One of the most commonly misunderstood subjects that confuses my clients
on a regular basis involves copyright law, and in particular the “work for hire”
doctrine. Imagine yourself as an executive of a company who hires an independent
contractor to perform some work for your company. The independent contractor
can be anyone:
- An architect who is preparing architectural plans for a new restaurant
or building for your company
- A software engineer hired to create software for your company or to
do programming for maintenance of your company’s existing software
- An artist who is commissioned to create a painting for display in the
atrium of the company offices
In all of those instances you, the company owner or executive, will pay for
the work performed by the independent contractor. Now it would be logical to
assume that since you paid for it, you own the work and, therefore, could do
anything you like with it, i.e., modify it, copy it, build multiple buildings
from it or anything else that you would like. Unfortunately, that is not the
Copyright of Derivative Works
The copyright statute, 17 U.S.C. § 101 et seq., is very clear that it is
the author of the work who owns all the copyrights in it. As such, the author
has the sole ability to make copies, modifications, and changes to the work.
These latter works are commonly referred to as derivative works under the copyright
statute. For example, if you hire an architect to design a two-story, three-bedroom,
two-bath house and then you decide that you would like to change the elevations
and the floor plan, the architect (or copyright author) is the only one who
can do so, because he owns the copyright in the original work and, thus, owns
the right to make all of the derivative works.
A similar analogy is that of the author of a book. The book itself is one
work. The screenplay for a movie based on that book is a derivative work of
the book. The movie made from the screenplay is yet another derivative work.
And, importantly, it is the original book author who has the sole and exclusive
right to prepare all of these derivative works.
So what the company purchased is the one and only one copy of that original
work unless the company has an agreement
in writing with the independent contractor that assigns all of the copyrights
to that particular work to the company. Note that calling something a “work
for hire” may not necessarily provide you all the protection you need. Only
certain kinds of work actually qualify as a “work for hire” under the copyright
statute. For example, it is a common misconception that software qualifies as
a work for hire. It is not, however, one of the enumerated categories of works
that qualifies as a work for hire in the copyright statute.

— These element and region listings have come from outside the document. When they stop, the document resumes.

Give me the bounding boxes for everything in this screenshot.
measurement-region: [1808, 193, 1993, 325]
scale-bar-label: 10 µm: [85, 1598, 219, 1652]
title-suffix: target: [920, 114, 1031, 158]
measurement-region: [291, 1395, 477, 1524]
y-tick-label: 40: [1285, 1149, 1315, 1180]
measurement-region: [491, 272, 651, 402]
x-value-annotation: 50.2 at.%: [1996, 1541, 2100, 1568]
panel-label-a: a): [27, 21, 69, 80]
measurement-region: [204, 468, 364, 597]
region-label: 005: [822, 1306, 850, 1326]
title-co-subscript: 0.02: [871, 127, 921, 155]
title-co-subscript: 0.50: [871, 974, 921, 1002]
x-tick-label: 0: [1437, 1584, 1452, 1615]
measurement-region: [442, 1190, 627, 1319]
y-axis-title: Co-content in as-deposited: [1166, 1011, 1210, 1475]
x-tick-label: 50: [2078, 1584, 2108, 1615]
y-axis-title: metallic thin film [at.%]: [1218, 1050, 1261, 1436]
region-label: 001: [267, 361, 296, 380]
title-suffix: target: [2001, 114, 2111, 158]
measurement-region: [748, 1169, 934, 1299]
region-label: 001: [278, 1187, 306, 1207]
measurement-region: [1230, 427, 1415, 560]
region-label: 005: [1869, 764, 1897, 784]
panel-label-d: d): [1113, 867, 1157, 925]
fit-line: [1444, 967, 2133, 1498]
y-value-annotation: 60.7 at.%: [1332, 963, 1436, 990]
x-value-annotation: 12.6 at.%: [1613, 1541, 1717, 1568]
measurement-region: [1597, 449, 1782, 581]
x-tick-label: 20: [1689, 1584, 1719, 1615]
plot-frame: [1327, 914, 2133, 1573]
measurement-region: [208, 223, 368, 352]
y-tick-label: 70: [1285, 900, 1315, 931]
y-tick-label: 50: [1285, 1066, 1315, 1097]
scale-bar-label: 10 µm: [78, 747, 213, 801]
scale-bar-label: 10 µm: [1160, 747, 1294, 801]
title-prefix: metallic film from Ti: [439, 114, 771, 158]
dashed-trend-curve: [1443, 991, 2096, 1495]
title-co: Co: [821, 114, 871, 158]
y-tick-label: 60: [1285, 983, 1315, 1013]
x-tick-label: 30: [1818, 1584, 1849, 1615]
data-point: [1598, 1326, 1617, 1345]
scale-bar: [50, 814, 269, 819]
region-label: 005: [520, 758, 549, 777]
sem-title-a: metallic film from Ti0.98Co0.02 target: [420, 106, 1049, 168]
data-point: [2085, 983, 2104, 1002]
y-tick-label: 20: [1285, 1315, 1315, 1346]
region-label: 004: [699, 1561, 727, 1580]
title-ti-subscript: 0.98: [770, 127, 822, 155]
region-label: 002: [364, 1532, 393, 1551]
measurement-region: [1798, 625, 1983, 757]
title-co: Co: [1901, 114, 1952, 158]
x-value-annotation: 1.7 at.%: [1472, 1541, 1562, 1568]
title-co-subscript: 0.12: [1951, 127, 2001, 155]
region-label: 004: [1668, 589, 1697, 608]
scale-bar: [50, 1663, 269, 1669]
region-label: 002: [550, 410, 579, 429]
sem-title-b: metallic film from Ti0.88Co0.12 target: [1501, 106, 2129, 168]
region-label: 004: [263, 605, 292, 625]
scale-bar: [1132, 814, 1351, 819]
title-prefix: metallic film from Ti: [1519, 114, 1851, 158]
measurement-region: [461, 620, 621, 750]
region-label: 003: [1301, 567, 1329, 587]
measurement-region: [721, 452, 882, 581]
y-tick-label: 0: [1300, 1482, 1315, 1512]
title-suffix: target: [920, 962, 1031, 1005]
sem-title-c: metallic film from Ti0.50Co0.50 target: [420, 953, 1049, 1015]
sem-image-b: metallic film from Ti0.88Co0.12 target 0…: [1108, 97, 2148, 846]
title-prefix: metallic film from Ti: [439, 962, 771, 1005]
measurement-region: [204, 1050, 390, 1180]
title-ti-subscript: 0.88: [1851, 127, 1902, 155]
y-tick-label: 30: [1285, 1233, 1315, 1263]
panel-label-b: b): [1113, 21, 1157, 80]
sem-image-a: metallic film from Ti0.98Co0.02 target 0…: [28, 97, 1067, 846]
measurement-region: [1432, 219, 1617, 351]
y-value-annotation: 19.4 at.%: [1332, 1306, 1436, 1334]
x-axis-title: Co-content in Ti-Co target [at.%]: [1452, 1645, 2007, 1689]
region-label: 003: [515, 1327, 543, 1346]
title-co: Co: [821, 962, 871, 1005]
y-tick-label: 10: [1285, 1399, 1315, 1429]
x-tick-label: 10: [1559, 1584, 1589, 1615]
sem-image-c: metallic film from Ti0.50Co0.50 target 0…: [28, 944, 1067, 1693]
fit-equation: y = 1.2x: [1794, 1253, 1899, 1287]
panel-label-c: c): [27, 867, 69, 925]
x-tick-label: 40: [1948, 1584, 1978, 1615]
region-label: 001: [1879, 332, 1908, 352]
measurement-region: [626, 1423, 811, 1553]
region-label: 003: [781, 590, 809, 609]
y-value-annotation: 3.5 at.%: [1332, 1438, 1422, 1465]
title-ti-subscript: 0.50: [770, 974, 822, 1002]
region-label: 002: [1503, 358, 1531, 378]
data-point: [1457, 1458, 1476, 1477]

Handling Independent Contractors
How does a company protect itself in the case of an independent contractor?
It is very simple. Any independent contractor agreement should state (1) that
it is a “work for hire” and (2) also have an assignment of the copyrights in
the work to the company.
Note that this type of agreement must be in writing. While there are some
limited exceptions in which an oral agreement for a work for hire has been held
to be enforceable by a court, these are rare and very fact-specific. Thus, as
with many things in the legal profession, it’s always safer to have it in writing.
The good news for employers, however, is that any work performed by an employee
of a company automatically qualifies as a work for hire. Thus, if the author
of your software program or the architect who designed your buildings is an
employee of your company, then the copyrights in those works belong to the company.
Getting Assignments after Work Completion
The next question I frequently get asked by my clients is, “Well, I’ve already
had this work done and I didn’t get a work for hire agreement signed or an assignment
of the copyrights. What can I do?” The answer is very straightforward. Go back
to the independent contractor and have him/her execute a “work for hire” and
assignment agreement with you. It has been my experience that under the circumstances
where there is an ongoing relationship between the independent contractor and
the company, most people will sign such agreements.
On the other hand, if there is no ongoing relationship, or if there has been
a termination of that relationship, then your task becomes much more daunting
and difficult. Unless you can prove under the circumstances that the work was
always intended to be a work for hire and the independent contractor is willing
to agree with you, you will have no rights to the underlying copyrights in those
works and thus will have to try and design around the underlying copyrights
or find some other means of accomplishing your goal.
So if the old adage in real estate is “location, location, location,” then
the adage under a “work for hire” is “get it in writing, in writing, in writing.”